Other Outpatient Interventions
There are a number of other outpatient interventions that are popularly seen in substance use treatment programs. Although these are not formal therapies by the strict definition of therapy, it is important to mention a few of them briefly because many individuals find them to be therapeutic. These include:
- Peer support groups, 12-Step groups, or other focused support groups consist of a group of individuals who meet regularly but are not supervised by a professional therapist. Instead, individuals who have successfully been in recovery for whatever type of substance use disorder, or other issue that the group addresses, will supervise the organization and structure of the group. Many of these groups are tied to national organizations, such as Alcoholics Anonymous.
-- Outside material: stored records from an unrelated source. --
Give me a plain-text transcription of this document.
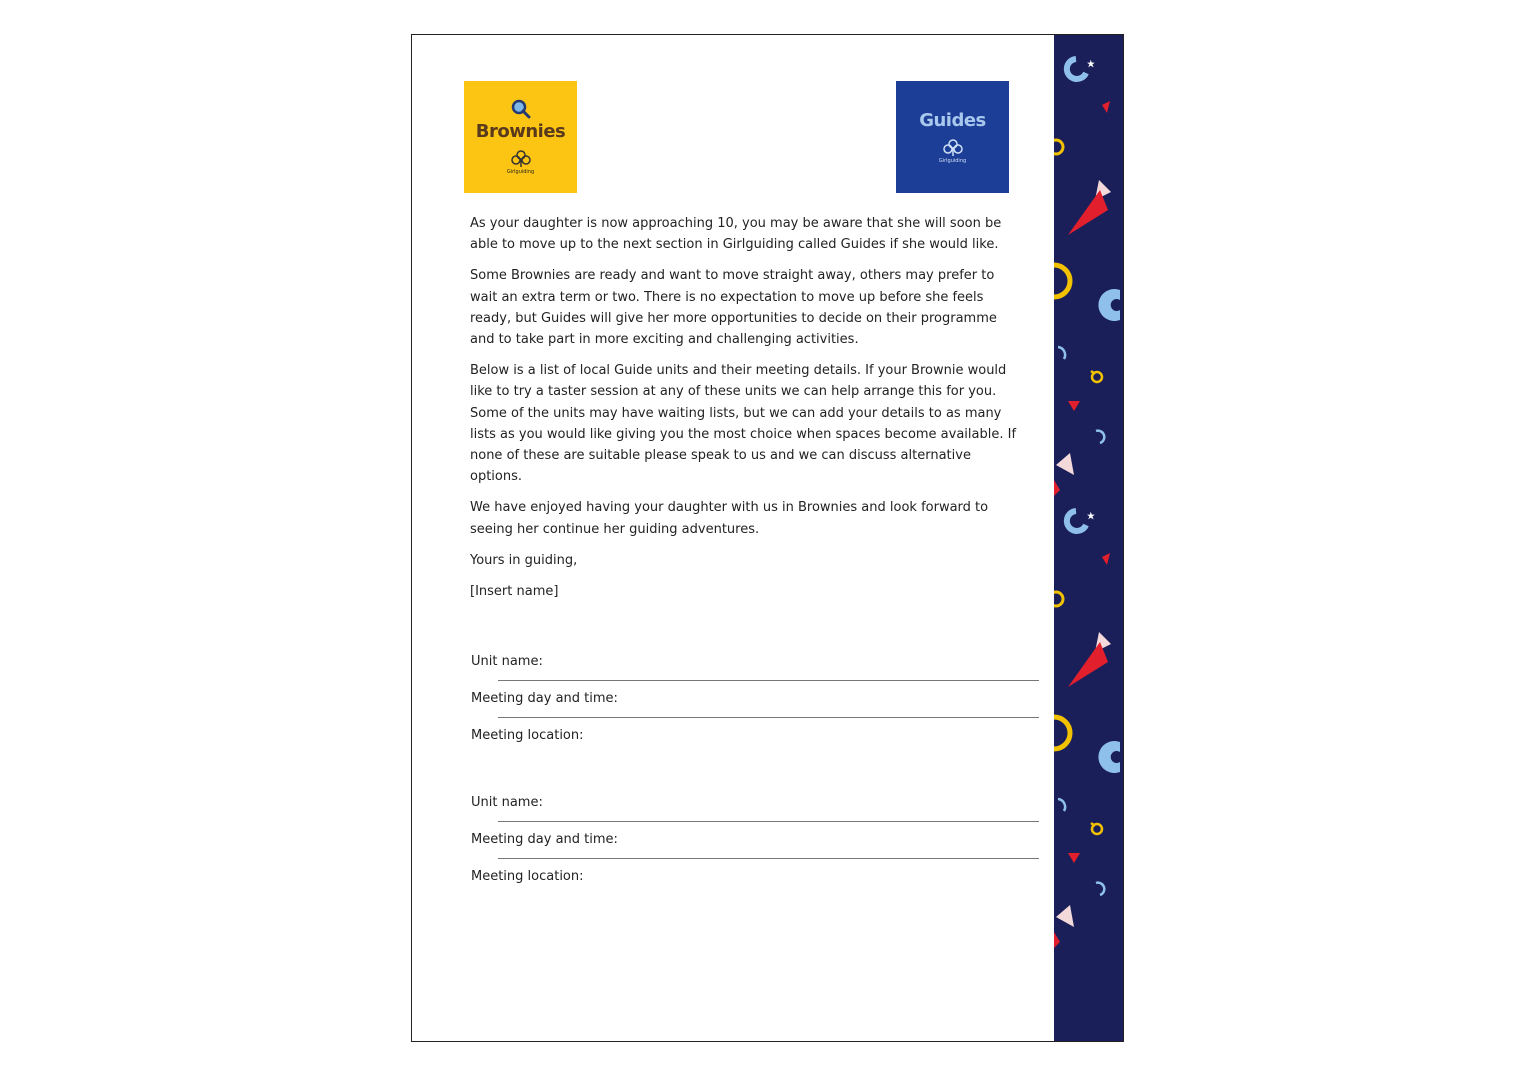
Brownies
Girlguiding
Guides
Girlguiding

As your daughter is now approaching 10, you may be aware that she will soon be able to move up to the next section in Girlguiding called Guides if she would like.

Some Brownies are ready and want to move straight away, others may prefer to wait an extra term or two. There is no expectation to move up before she feels ready, but Guides will give her more opportunities to decide on their programme and to take part in more exciting and challenging activities.

Below is a list of local Guide units and their meeting details. If your Brownie would like to try a taster session at any of these units we can help arrange this for you. Some of the units may have waiting lists, but we can add your details to as many lists as you would like giving you the most choice when spaces become available. If none of these are suitable please speak to us and we can discuss alternative options.

We have enjoyed having your daughter with us in Brownies and look forward to seeing her continue her guiding adventures.

Yours in guiding,

[Insert name]

Unit name:
Meeting day and time:
Meeting location:
Unit name:
Meeting day and time:
Meeting location:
An advantage of these groups is that they meet often, are ongoing, and support themselves through donations, making them far less expensive (often even free) than formal therapy.
- Recovery support services are nontherapeutic services that are in place to support individuals who are in recovery. These services are also often provided by peers. They can include things like transportation services, education or employment assistance, specialized living situations, and mentoring or coaching services.
- Case management services provide individuals in recovery with support and assistance in finding resources to assist with their special needs. These are most often headed by social workers, part of a comprehensive addiction treatment program, or come in the form of peer support.